The most-active May cotton contract on ICE Futures U.S. closed down 1.35 cents, or 1.5 percent, to settle at 90.44 cents a lb after hitting a two-week low of 90.31 cents.
The U.S. Agriculture Department (USDA) cut its forecast for 2013/14 supplies by end-July in the United States, the world's top exporter, to 2.5 million 480-lb bales due to lower output.
The forecast for inventories to plunge to their lowest in over two decades was widely anticipated after a March ginnings report indicated U.S. output was below previous forecasts.
Fiber prices surged on Tuesday on expectations of the bullish USDA report and were choppy ahead of its noon publication on Wednesday.
"It's a case of buying the rumor, selling the fact," said Jobe Moss, a broker with MCM Inc in Lubbock, Texas.

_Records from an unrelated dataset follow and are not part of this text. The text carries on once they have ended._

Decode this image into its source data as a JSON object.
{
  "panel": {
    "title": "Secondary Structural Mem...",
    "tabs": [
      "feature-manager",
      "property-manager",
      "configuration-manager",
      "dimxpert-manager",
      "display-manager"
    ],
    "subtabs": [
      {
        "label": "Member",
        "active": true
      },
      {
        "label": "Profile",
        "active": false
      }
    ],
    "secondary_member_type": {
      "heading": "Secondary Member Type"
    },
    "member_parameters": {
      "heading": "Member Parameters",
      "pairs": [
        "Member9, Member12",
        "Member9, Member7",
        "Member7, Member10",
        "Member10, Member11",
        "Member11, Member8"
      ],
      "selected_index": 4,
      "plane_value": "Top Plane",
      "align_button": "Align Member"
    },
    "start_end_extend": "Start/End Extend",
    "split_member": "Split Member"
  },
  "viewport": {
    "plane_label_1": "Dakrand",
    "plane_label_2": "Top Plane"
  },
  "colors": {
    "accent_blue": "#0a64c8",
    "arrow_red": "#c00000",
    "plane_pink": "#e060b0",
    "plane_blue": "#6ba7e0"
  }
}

The index fund roll added to the pressure on nearby contracts and contributed to another day of above-average volumes, traders said.
The report held no surprises and was a "nonevent," said Sharon Johnson, a cotton specialist with KCG Futures in Georgia.
The USDA again raised its outlook for record world inventories by the end of July, increasing it slightly to 96.9 million bales.
That increase will reinforce concerns over excess global supplies as stocks in China, the world's top consumer, balloon due to a government stockpiling policy.
Beijing is overhauling the controversial program it launched in 2011 that has driven voracious import demand and kept a floor under world prices.